At last weeks IDF, Intel unveiled its Light Peak technology, an extremely high-speed optical cable the company claims will transfer a complete Blu-ray disk in 30 seconds.
Light Peak currently promises speeds of up to 10Gb/s, but hopes are that 100Gb/s will possible within a decade or so. In an overview of Light Peak on Intel’s website, the company wrote:
“Optical technology also allows for smaller connectors and longer, thinner, and more flexible cables than currently possible. Light Peak also has the ability to run multiple protocols simultaneously over a single cable, enabling the technology to connect devices such as peripherals, workstations, displays, disk drives, docking stations, and more….
Intel is working with the optical component manufacturers to make Light Peak components ready to ship in 2010, and will work with the industry to determine the best way to make this new technology a standard to accelerate its adoption on a plethora of devices including PCs, handheld devices…
Light Peak is complementary to existing I/O technologies, as it enables them to run together on a single cable at higher speeds.
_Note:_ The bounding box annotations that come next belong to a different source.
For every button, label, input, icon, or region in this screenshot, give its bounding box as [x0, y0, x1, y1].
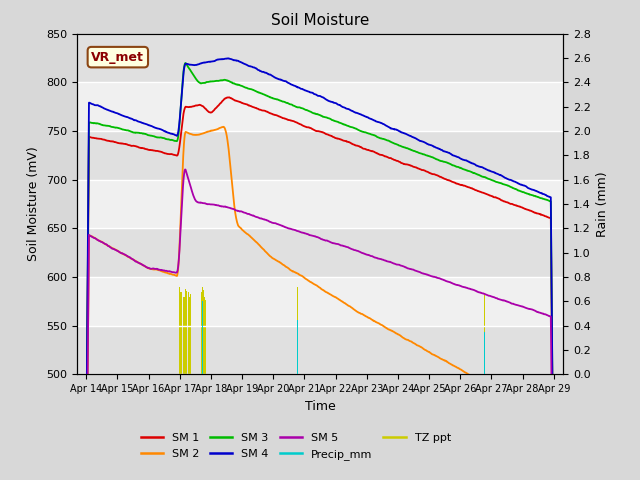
Title: Soil Moisture: Soil Moisture: [271, 13, 369, 28]
Bar: [77, 131, 563, 180]
Bar: [77, 326, 563, 374]
Text: VR_met: VR_met: [92, 51, 144, 64]
Bar: [77, 34, 563, 82]
Y-axis label: Soil Moisture (mV): Soil Moisture (mV): [28, 146, 40, 262]
X-axis label: Time: Time: [305, 400, 335, 413]
Bar: [77, 228, 563, 277]
Y-axis label: Rain (mm): Rain (mm): [596, 171, 609, 237]
Legend: SM 1, SM 2, SM 3, SM 4, SM 5, Precip_mm, TZ ppt: SM 1, SM 2, SM 3, SM 4, SM 5, Precip_mm,…: [136, 429, 455, 464]
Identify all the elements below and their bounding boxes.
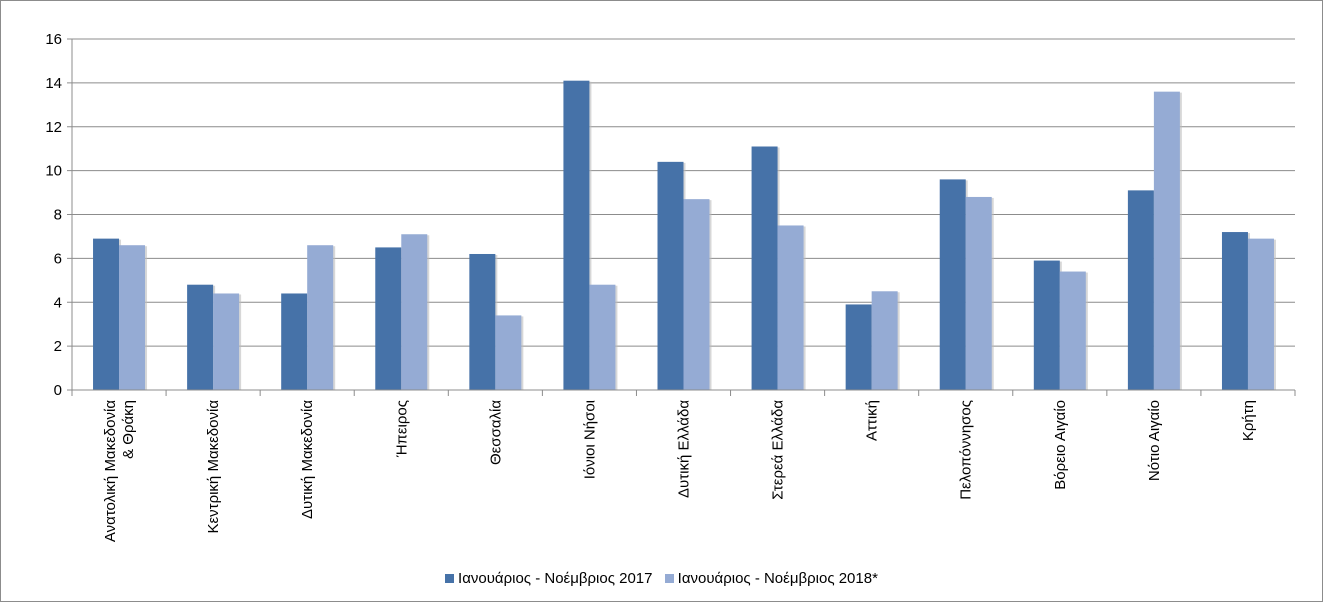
x-tick-label-line: Βόρειο Αιγαίο bbox=[1052, 400, 1069, 490]
bar-2017 bbox=[93, 238, 120, 390]
bar-2017 bbox=[469, 253, 496, 390]
x-tick-label: Αττική bbox=[864, 400, 881, 441]
bar-2017 bbox=[939, 179, 966, 390]
x-tick-label: Πελοπόννησος bbox=[958, 400, 975, 500]
bar-2018 bbox=[213, 293, 240, 390]
legend: Ιανουάριος - Νοέμβριος 2017 Ιανουάριος -… bbox=[0, 570, 1323, 587]
y-tick-label: 10 bbox=[45, 163, 62, 180]
x-tick-label-line: Πελοπόννησος bbox=[958, 400, 975, 500]
y-tick-label: 14 bbox=[45, 75, 62, 92]
bar-2018 bbox=[777, 225, 804, 390]
bar-2017 bbox=[187, 284, 214, 390]
bar-2017 bbox=[563, 80, 590, 391]
x-tick-label-line: Αττική bbox=[864, 400, 881, 441]
x-axis-ticks: Ανατολική Μακεδονία & Θράκη Κεντρική Μακεδ… bbox=[102, 400, 1257, 542]
x-tick-label: Κρήτη bbox=[1240, 400, 1257, 441]
bar-2017 bbox=[1221, 232, 1248, 390]
legend-label-2018: Ιανουάριος - Νοέμβριος 2018* bbox=[677, 570, 878, 587]
y-tick-label: 4 bbox=[54, 294, 62, 311]
y-axis-ticks: 0 2 4 6 8 10 12 14 16 bbox=[45, 31, 72, 399]
x-tick-label-line: Ανατολική Μακεδονία bbox=[102, 400, 119, 542]
y-tick-label: 16 bbox=[45, 31, 62, 48]
legend-swatch-2018 bbox=[664, 574, 674, 583]
bar-2018 bbox=[119, 245, 146, 390]
bar-2018 bbox=[683, 199, 710, 390]
x-tick-label: Βόρειο Αιγαίο bbox=[1052, 400, 1069, 490]
x-tick-label: Δυτική Ελλάδα bbox=[676, 400, 693, 498]
bar-2017 bbox=[1127, 190, 1154, 390]
y-tick-label: 6 bbox=[54, 250, 62, 267]
bar-2017 bbox=[657, 161, 684, 390]
axes bbox=[71, 39, 1296, 396]
x-tick-label: Στερεά Ελλάδα bbox=[770, 400, 787, 500]
bar-2018 bbox=[495, 315, 522, 390]
bar-2018 bbox=[965, 196, 992, 390]
legend-swatch-2017 bbox=[445, 574, 455, 583]
bar-2017 bbox=[751, 146, 778, 390]
bar-2018 bbox=[1153, 91, 1180, 391]
x-tick-label-line: Κρήτη bbox=[1240, 400, 1257, 441]
x-tick-label-line: Ήπειρος bbox=[393, 400, 410, 458]
y-tick-label: 12 bbox=[45, 119, 62, 136]
x-tick-label-line: Δυτική Ελλάδα bbox=[676, 400, 693, 498]
x-tick-label-line: Θεσσαλία bbox=[487, 400, 504, 465]
x-tick-label-line: Νότιο Αιγαίο bbox=[1146, 400, 1163, 481]
y-tick-label: 8 bbox=[54, 207, 62, 224]
legend-item-2018: Ιανουάριος - Νοέμβριος 2018* bbox=[664, 570, 878, 587]
bar-2017 bbox=[1033, 260, 1060, 390]
x-tick-label-line: Ιόνιοι Νήσοι bbox=[581, 400, 598, 479]
x-tick-label: Δυτική Μακεδονία bbox=[299, 400, 316, 519]
x-tick-label: Κεντρική Μακεδονία bbox=[205, 400, 222, 534]
bar-2017 bbox=[281, 293, 308, 390]
x-tick-label-line: & Θράκη bbox=[120, 400, 137, 459]
x-tick-label-line: Κεντρική Μακεδονία bbox=[205, 400, 222, 534]
y-tick-label: 2 bbox=[54, 338, 62, 355]
legend-item-2017: Ιανουάριος - Νοέμβριος 2017 bbox=[445, 570, 652, 587]
bar-2018 bbox=[871, 291, 898, 390]
x-tick-label: Ιόνιοι Νήσοι bbox=[581, 400, 598, 479]
y-tick-label: 0 bbox=[54, 382, 62, 399]
bar-2017 bbox=[375, 247, 402, 390]
bar-2018 bbox=[1059, 271, 1086, 390]
legend-label-2017: Ιανουάριος - Νοέμβριος 2017 bbox=[458, 570, 653, 587]
bar-2017 bbox=[845, 304, 872, 390]
x-tick-label: Ήπειρος bbox=[393, 400, 410, 458]
x-tick-label: Ανατολική Μακεδονία & Θράκη bbox=[102, 400, 137, 542]
x-tick-label-line: Στερεά Ελλάδα bbox=[770, 400, 787, 500]
bar-2018 bbox=[401, 234, 428, 390]
x-tick-label: Θεσσαλία bbox=[487, 400, 504, 465]
bar-2018 bbox=[307, 245, 334, 390]
x-tick-label: Νότιο Αιγαίο bbox=[1146, 400, 1163, 481]
bar-2018 bbox=[589, 284, 616, 390]
bars bbox=[93, 80, 1276, 391]
bar-2018 bbox=[1247, 238, 1274, 390]
x-tick-label-line: Δυτική Μακεδονία bbox=[299, 400, 316, 519]
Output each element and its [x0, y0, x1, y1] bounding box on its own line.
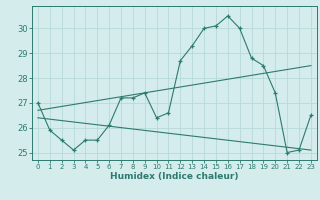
X-axis label: Humidex (Indice chaleur): Humidex (Indice chaleur): [110, 172, 239, 181]
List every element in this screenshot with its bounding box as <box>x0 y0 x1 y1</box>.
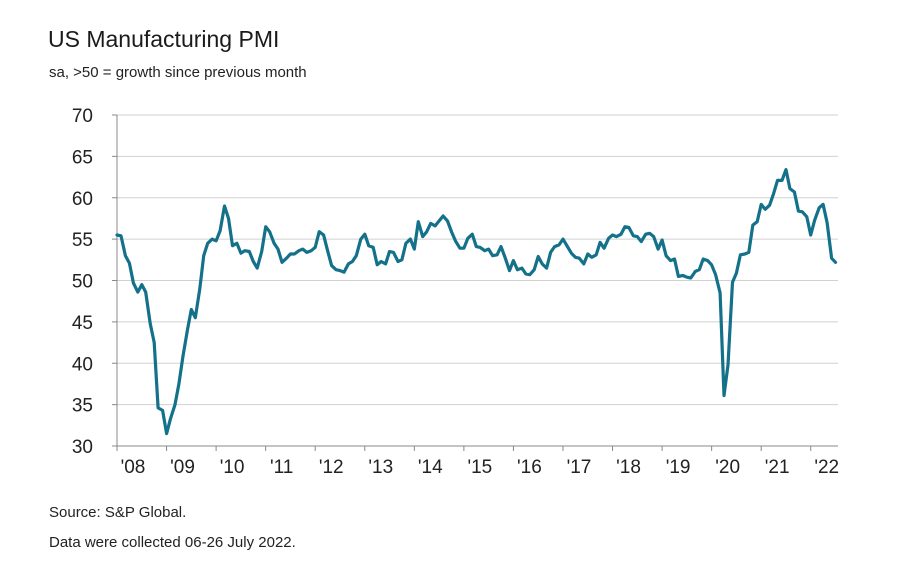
x-tick-label-2008: '08 <box>121 457 146 478</box>
y-tick-label-60: 60 <box>72 189 93 210</box>
x-axis-ticks: '08 '09 '10 '11 '12 '13 '14 '15 '16 '17 '18 '19 '20 '… <box>116 446 839 478</box>
x-tick-label-2014: '14 <box>418 457 443 478</box>
chart-title: US Manufacturing PMI <box>48 26 280 52</box>
y-tick-label-45: 45 <box>72 313 93 334</box>
x-tick-label-2009: '09 <box>170 457 195 478</box>
x-tick-label-2018: '18 <box>616 457 641 478</box>
y-tick-label-35: 35 <box>72 396 93 417</box>
y-tick-label-65: 65 <box>72 147 93 168</box>
series-line-pmi <box>115 168 838 436</box>
x-tick-label-2013: '13 <box>368 457 393 478</box>
x-tick-label-2021: '21 <box>765 457 790 478</box>
y-axis-ticks: 30 35 40 45 50 55 60 65 70 <box>72 106 117 458</box>
series-group <box>115 168 838 436</box>
y-tick-label-50: 50 <box>72 272 93 293</box>
collection-note: Data were collected 06-26 July 2022. <box>49 534 296 551</box>
y-tick-label-30: 30 <box>72 437 93 458</box>
source-note: Source: S&P Global. <box>49 504 187 521</box>
gridlines <box>117 114 838 406</box>
x-tick-label-2010: '10 <box>220 457 245 478</box>
y-tick-label-40: 40 <box>72 354 93 375</box>
x-tick-label-2016: '16 <box>517 457 542 478</box>
x-tick-label-2017: '17 <box>567 457 592 478</box>
x-tick-label-2012: '12 <box>319 457 344 478</box>
chart-subtitle: sa, >50 = growth since previous month <box>49 64 307 81</box>
y-tick-label-70: 70 <box>72 106 93 127</box>
x-tick-label-2011: '11 <box>270 457 293 478</box>
x-tick-label-2015: '15 <box>467 457 492 478</box>
axes <box>116 115 838 447</box>
x-tick-label-2019: '19 <box>666 457 691 478</box>
x-tick-label-2020: '20 <box>715 457 740 478</box>
y-tick-label-55: 55 <box>72 230 93 251</box>
x-tick-label-2022: '22 <box>814 457 839 478</box>
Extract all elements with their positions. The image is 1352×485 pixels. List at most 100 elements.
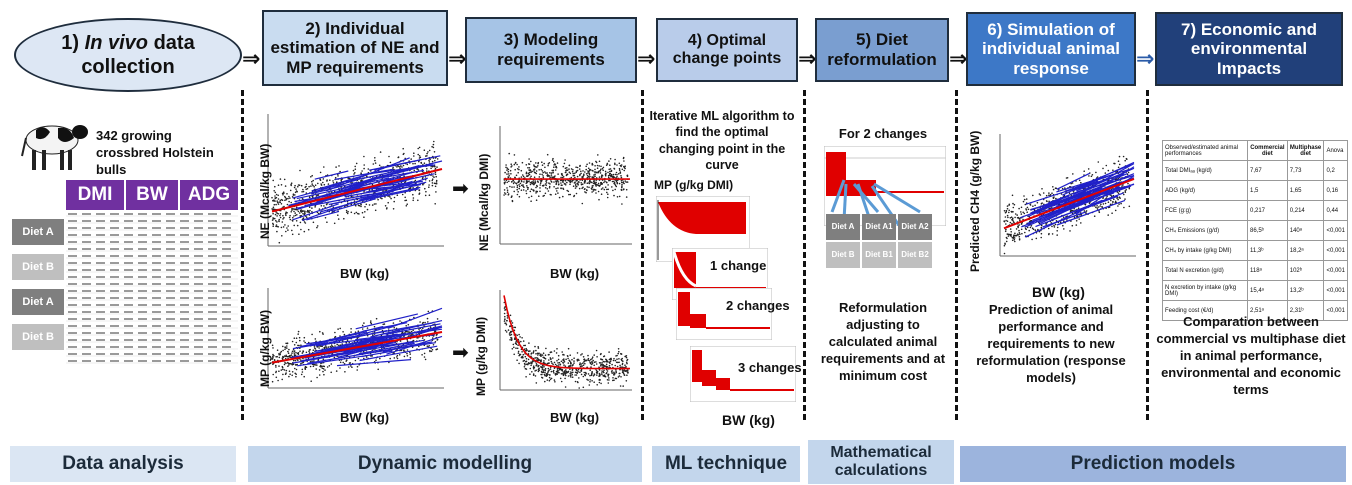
ch4-plot — [999, 134, 1136, 257]
arrow-right-1: ➡ — [452, 178, 469, 200]
simulation-description: Prediction of animal performance and req… — [976, 302, 1126, 385]
table-cell: 118ᵃ — [1247, 260, 1288, 281]
impacts-description: Comparation between commercial vs multip… — [1156, 314, 1346, 397]
ch4-ylabel: Predicted CH4 (g/kg BW) — [968, 130, 982, 272]
table-cell: N excretion by intake (g/kg DMI) — [1162, 280, 1248, 301]
separator-5 — [1146, 90, 1149, 420]
table-cell: 11,3ᵇ — [1247, 240, 1288, 261]
step1-title: 1) In vivo data collection — [61, 32, 195, 78]
step1-ellipse: 1) In vivo data collection — [14, 18, 242, 92]
table-cell: 0,44 — [1323, 200, 1348, 221]
ml-curve-2 — [676, 288, 772, 340]
bw-label-1: BW (kg) — [340, 266, 390, 281]
impacts-table: Observed/estimated animal performances C… — [1162, 140, 1348, 321]
step4-title: 4) Optimal change points — [672, 31, 782, 67]
table-cell: 13,2ᵇ — [1286, 280, 1325, 301]
diet-b1-reform: Diet B1 — [862, 242, 896, 268]
table-cell: 86,5ᵇ — [1247, 220, 1288, 241]
diet-b-reform: Diet B — [826, 242, 860, 268]
table-cell: CH₄ by intake (g/kg DMI) — [1162, 240, 1248, 261]
table-cell: FCE (g:g) — [1162, 200, 1248, 221]
table-cell: Total DMIₐₐ (kg/d) — [1162, 160, 1248, 181]
table-cell: 15,4ᵃ — [1247, 280, 1288, 301]
spreadsheet-image — [66, 213, 238, 364]
separator-2 — [641, 90, 644, 420]
table-cell: 1,65 — [1286, 180, 1325, 201]
table-cell: <0,001 — [1323, 280, 1348, 301]
table-cell: 0,214 — [1286, 200, 1325, 221]
mp-dmi-ylabel: MP (g/kg DMI) — [474, 316, 488, 396]
step6-title: 6) Simulation of individual animal respo… — [982, 19, 1120, 78]
table-cell: ADG (kg/d) — [1162, 180, 1248, 201]
mp-dmi-plot — [499, 290, 632, 391]
table-row: Total DMIₐₐ (kg/d) 7,67 7,73 0,2 — [1162, 160, 1348, 181]
diet-a-reform: Diet A — [826, 214, 860, 240]
adg-header: ADG — [180, 180, 238, 210]
arrow-3: ⇒ — [637, 46, 656, 71]
reform-curve — [824, 146, 946, 226]
mp-bw-ylabel: MP (g/kg BW) — [258, 309, 272, 387]
bw-label-4: BW (kg) — [550, 410, 600, 425]
table-cell: <0,001 — [1323, 260, 1348, 281]
table-cell: 2,31ᵇ — [1286, 300, 1325, 321]
table-row: FCE (g:g) 0,217 0,214 0,44 — [1162, 200, 1348, 221]
table-cell: 0,16 — [1323, 180, 1348, 201]
ml-curve-3 — [690, 346, 796, 402]
table-cell: <0,001 — [1323, 300, 1348, 321]
bw-label-2: BW (kg) — [340, 410, 390, 425]
step3-box: 3) Modeling requirements — [465, 17, 637, 83]
band-prediction: Prediction models — [960, 446, 1346, 482]
ne-bw-ylabel: NE (Mcal/kg BW) — [258, 143, 272, 239]
table-header-row: Observed/estimated animal performances C… — [1162, 140, 1348, 161]
diet-a-1: Diet A — [12, 219, 64, 245]
separator-1 — [241, 90, 244, 420]
separator-4 — [955, 90, 958, 420]
change-2-label: 2 changes — [726, 298, 790, 313]
table-cell: Feeding cost (€/d) — [1162, 300, 1248, 321]
ne-dmi-plot — [499, 126, 632, 245]
arrow-6: ⇒ — [1136, 46, 1155, 71]
step3-title: 3) Modeling requirements — [497, 30, 605, 69]
reform-description: Reformulation adjusting to calculated an… — [820, 300, 946, 383]
table-header-cell: Anova — [1323, 140, 1348, 161]
mp-bw-plot — [267, 288, 444, 389]
reform-title: For 2 changes — [838, 126, 928, 141]
table-cell: 2,51ᵃ — [1247, 300, 1288, 321]
arrow-5: ⇒ — [949, 46, 968, 71]
ml-xlabel: BW (kg) — [722, 412, 775, 428]
table-cell: 7,73 — [1286, 160, 1325, 181]
diet-b-2: Diet B — [12, 324, 64, 350]
bw-label-5: BW (kg) — [1032, 284, 1085, 300]
reform-arrows — [830, 179, 921, 214]
band-data-analysis: Data analysis — [10, 446, 236, 482]
table-cell: 0,217 — [1247, 200, 1288, 221]
ne-bw-plot — [267, 114, 444, 247]
table-row: CH₄ by intake (g/kg DMI) 11,3ᵇ 18,2ᵃ <0,001 — [1162, 240, 1348, 261]
diet-a-2: Diet A — [12, 289, 64, 315]
table-header-cell: Multiphase diet — [1286, 140, 1325, 161]
bw-header: BW — [126, 180, 178, 210]
table-cell: 102ᵇ — [1286, 260, 1325, 281]
dmi-header: DMI — [66, 180, 124, 210]
step7-title: 7) Economic and environmental Impacts — [1180, 19, 1318, 78]
arrow-right-2: ➡ — [452, 342, 469, 364]
table-row: N excretion by intake (g/kg DMI) 15,4ᵃ 13,… — [1162, 280, 1348, 301]
ne-dmi-ylabel: NE (Mcal/kg DMI) — [477, 153, 491, 251]
diet-b2-reform: Diet B2 — [898, 242, 932, 268]
table-row: Total N excretion (g/d) 118ᵃ 102ᵇ <0,001 — [1162, 260, 1348, 281]
table-cell: 7,67 — [1247, 160, 1288, 181]
step5-title: 5) Diet reformulation — [827, 30, 937, 69]
table-cell: 140ᵃ — [1286, 220, 1325, 241]
change-1-label: 1 change — [710, 258, 767, 273]
ml-description: Iterative ML algorithm to find the optim… — [649, 109, 795, 172]
table-row: ADG (kg/d) 1,5 1,65 0,16 — [1162, 180, 1348, 201]
arrow-2: ⇒ — [448, 46, 467, 71]
diet-a2-reform: Diet A2 — [898, 214, 932, 240]
band-ml-technique: ML technique — [652, 446, 800, 482]
separator-3 — [803, 90, 806, 420]
table-cell: CH₄ Emissions (g/d) — [1162, 220, 1248, 241]
table-header-cell: Commercial diet — [1247, 140, 1288, 161]
table-cell: 0,2 — [1323, 160, 1348, 181]
table-cell: Total N excretion (g/d) — [1162, 260, 1248, 281]
table-cell: <0,001 — [1323, 220, 1348, 241]
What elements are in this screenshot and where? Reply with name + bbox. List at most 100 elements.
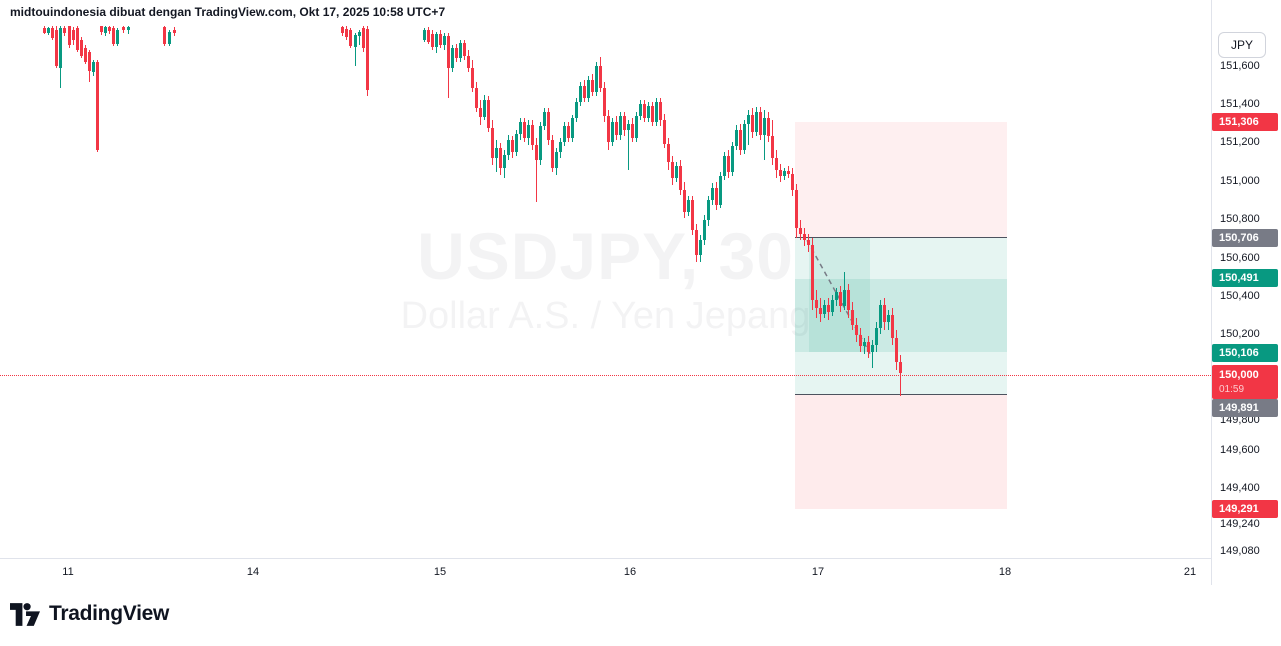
candle-body xyxy=(595,65,598,92)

The Light Peak initiative builds on Intel’s commitment in working with the industry on existing I/O standards, and provides a path to continued progress into the future.”
Amidst the talks of the new Light Peak technology, bloggers have uncovered something that Intel seem to be keeping quite. According to documents seen by Engadget, it was Apple who first brought the concept of a super-fast optical interconnect to Intel in 2007.
The source claims that the Light Peak standard was originally mastered minded by Apple, but now that the technology is almost in our hands, what does that really mean for us, the consumers?
Hopefully nothing, while fan-boys may want to lay claim that their favorite brand developed the technology of tomorrow, the rest of us will be simply be happy enough to use it.